Don’t forget your friends and family are there for you, too. Talking with them about how you’re feeling can help. If they offer to help you with something or offer to talk, it’s okay to take them up on that offer. They care about you!
Take care of yourself
Recommit to self-care: Practicing self-care when you’re grieving is more important than ever. You couldn’t save your friend—that’s not how it works—but you can control your personal wellness. Take some time to think about and sort out how you’re feeling. Talk to a counselor if things get overwhelming. Most importantly, remember you aren’t alone.
Eating is tricky: It can be tough to find the balance between eating too much and not eating enough when you’re stressed out. In those first days and weeks when the grief is still fresh, find something easy to eat that is nutrient-dense. If you’re living with HIV, tell your doctor or case manager you’re grieving, so they’re able to keep tabs on your physical health.
Water: Your body needs water to function. It’s so easy to get dehydrated if you’ve been crying a lot, and that isn’t good for you. Ask your friends and family if they can remind you to drink water, put sticky notes up around the house, or set alarms on your phone, so you remember. Whatever it takes, drink some water.
Doctor: We talked about seeing your doctor earlier in the article, but it’s good to remember. Talk to them about your health and future and make sure to review your treatment plan. Ask them whatever questions you have. It can put a lot of your fears to rest.

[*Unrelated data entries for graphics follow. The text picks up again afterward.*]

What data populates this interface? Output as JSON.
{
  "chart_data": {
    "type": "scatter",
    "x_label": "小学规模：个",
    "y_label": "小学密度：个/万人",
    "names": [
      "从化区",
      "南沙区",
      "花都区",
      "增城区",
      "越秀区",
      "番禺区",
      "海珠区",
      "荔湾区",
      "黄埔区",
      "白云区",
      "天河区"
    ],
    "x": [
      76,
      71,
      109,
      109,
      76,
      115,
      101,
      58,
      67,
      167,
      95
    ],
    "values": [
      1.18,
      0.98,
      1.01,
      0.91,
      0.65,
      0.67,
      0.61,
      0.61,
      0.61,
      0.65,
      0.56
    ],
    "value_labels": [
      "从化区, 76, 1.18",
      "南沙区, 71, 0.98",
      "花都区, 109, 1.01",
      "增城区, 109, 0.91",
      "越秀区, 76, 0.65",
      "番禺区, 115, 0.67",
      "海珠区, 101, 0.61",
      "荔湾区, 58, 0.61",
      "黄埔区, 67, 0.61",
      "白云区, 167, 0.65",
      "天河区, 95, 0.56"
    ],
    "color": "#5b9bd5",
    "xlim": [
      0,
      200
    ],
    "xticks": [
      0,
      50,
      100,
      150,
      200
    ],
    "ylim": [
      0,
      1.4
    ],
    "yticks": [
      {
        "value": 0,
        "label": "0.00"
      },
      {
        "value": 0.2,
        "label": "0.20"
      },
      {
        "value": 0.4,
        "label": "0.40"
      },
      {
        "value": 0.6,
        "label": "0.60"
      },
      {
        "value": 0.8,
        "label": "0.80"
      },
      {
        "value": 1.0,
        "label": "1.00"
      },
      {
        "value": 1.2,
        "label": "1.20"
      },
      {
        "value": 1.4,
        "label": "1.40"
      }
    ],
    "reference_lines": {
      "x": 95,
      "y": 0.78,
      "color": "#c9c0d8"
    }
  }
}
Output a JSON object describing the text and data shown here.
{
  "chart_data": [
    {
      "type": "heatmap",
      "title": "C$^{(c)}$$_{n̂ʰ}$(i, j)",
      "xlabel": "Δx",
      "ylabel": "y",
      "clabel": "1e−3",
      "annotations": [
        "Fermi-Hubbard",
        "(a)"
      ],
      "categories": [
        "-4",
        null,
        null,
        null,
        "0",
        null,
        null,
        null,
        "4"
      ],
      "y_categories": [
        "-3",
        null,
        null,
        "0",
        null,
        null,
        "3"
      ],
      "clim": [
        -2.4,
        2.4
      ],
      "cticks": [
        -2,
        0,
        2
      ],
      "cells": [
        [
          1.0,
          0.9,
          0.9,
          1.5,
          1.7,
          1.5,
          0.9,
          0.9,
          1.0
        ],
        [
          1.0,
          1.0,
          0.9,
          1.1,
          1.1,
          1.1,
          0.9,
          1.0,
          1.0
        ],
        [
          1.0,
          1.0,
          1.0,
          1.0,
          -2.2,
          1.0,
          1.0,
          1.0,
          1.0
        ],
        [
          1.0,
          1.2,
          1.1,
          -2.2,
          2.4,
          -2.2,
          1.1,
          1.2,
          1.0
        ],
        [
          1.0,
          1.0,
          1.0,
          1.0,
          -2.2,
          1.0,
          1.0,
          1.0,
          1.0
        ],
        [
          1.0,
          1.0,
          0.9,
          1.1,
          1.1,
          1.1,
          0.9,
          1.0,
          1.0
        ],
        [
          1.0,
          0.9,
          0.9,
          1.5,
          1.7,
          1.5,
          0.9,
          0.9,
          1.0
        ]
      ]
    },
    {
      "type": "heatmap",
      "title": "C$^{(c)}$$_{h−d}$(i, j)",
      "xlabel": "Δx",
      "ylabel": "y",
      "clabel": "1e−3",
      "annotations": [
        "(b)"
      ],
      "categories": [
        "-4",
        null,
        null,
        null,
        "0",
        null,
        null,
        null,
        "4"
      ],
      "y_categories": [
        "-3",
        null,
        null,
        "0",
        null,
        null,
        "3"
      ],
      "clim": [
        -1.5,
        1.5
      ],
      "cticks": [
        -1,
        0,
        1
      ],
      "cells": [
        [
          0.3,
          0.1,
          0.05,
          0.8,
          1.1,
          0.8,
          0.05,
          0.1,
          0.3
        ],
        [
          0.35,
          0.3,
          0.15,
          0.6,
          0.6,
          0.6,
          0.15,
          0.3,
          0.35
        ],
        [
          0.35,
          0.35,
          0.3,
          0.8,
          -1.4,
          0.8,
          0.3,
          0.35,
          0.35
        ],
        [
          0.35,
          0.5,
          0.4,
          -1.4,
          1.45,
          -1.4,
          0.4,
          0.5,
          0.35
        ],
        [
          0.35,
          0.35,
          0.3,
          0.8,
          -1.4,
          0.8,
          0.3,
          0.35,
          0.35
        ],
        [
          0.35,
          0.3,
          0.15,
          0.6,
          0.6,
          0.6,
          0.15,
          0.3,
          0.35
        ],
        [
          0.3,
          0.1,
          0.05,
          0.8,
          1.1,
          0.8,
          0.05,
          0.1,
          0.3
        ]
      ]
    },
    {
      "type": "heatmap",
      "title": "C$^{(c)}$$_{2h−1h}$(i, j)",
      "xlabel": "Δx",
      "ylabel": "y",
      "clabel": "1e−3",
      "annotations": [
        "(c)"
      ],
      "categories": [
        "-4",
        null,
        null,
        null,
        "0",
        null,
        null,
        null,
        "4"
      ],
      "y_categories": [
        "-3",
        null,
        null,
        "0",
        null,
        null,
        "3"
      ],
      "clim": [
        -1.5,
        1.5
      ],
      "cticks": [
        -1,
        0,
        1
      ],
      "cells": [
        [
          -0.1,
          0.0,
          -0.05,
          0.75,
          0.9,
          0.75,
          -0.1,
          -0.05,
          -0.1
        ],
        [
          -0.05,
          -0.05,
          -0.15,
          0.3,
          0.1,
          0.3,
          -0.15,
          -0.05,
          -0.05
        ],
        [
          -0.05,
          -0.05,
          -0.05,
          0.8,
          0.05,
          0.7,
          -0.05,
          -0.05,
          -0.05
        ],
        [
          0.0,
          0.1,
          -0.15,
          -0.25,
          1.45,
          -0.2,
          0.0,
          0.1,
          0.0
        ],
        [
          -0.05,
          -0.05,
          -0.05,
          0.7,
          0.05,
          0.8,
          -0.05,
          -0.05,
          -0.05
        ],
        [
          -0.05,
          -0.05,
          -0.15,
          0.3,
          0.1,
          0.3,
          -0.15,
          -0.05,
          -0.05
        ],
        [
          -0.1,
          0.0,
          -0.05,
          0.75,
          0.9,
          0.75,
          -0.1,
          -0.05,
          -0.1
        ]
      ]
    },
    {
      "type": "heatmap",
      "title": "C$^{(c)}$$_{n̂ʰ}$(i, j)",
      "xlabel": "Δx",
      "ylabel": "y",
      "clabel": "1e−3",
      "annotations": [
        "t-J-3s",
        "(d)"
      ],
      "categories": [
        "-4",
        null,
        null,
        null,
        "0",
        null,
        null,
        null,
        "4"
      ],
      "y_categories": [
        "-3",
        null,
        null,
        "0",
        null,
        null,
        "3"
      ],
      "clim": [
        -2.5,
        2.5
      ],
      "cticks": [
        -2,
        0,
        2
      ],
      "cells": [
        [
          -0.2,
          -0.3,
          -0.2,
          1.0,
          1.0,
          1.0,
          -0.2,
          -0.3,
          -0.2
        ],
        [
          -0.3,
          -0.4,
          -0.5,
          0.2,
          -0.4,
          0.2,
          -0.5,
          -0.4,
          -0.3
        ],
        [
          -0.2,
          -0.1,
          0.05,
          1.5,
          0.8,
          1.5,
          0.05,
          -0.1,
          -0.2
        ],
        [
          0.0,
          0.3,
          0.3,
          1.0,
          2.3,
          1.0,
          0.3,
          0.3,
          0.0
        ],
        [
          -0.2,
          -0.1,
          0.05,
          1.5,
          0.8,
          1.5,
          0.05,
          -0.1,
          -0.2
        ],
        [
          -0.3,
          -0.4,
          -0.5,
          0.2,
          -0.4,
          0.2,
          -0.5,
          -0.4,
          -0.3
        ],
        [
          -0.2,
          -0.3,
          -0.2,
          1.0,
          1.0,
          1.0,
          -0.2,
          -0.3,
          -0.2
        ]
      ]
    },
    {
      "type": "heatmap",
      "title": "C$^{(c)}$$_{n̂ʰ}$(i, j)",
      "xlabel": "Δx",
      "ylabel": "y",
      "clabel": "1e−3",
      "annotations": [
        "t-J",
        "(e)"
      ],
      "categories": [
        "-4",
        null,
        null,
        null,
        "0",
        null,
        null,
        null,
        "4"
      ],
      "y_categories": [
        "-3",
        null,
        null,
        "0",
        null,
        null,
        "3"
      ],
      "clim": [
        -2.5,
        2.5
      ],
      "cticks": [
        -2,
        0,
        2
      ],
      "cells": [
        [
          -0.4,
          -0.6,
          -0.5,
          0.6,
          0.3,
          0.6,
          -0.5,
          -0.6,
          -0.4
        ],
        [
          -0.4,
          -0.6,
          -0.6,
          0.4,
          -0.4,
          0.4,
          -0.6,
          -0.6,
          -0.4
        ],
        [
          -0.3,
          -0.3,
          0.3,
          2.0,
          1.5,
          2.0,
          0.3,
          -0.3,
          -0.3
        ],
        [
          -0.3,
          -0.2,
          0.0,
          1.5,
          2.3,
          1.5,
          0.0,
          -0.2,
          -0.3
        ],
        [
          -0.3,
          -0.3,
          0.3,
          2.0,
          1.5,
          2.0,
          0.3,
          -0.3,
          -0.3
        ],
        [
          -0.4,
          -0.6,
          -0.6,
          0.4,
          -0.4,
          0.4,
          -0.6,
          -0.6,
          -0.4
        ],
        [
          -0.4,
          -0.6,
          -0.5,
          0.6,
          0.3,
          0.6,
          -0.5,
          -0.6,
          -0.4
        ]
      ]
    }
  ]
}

Move/Do Something: If you’re feeling up to it, get up and move around. There is never a quick fix when it comes to grief, but sometimes finding something to do helps things feel less painful for a little while. Try taking a walk, reading your favorite book, or even doing something to honor your friend’s memory. It might help.
Many people have depression and stress after finding out they’re HIV positive. If you are one of those people, grief can cause your depression and stress to worsen. Grief might cover all of it up for a little while, but they’re still there. Sometimes it feels easier to avoid letting yourself feel because grief is exhausting, but embracing your feelings will help you heal faster. You know yourself best and will know when you’re ready to begin working through your loss.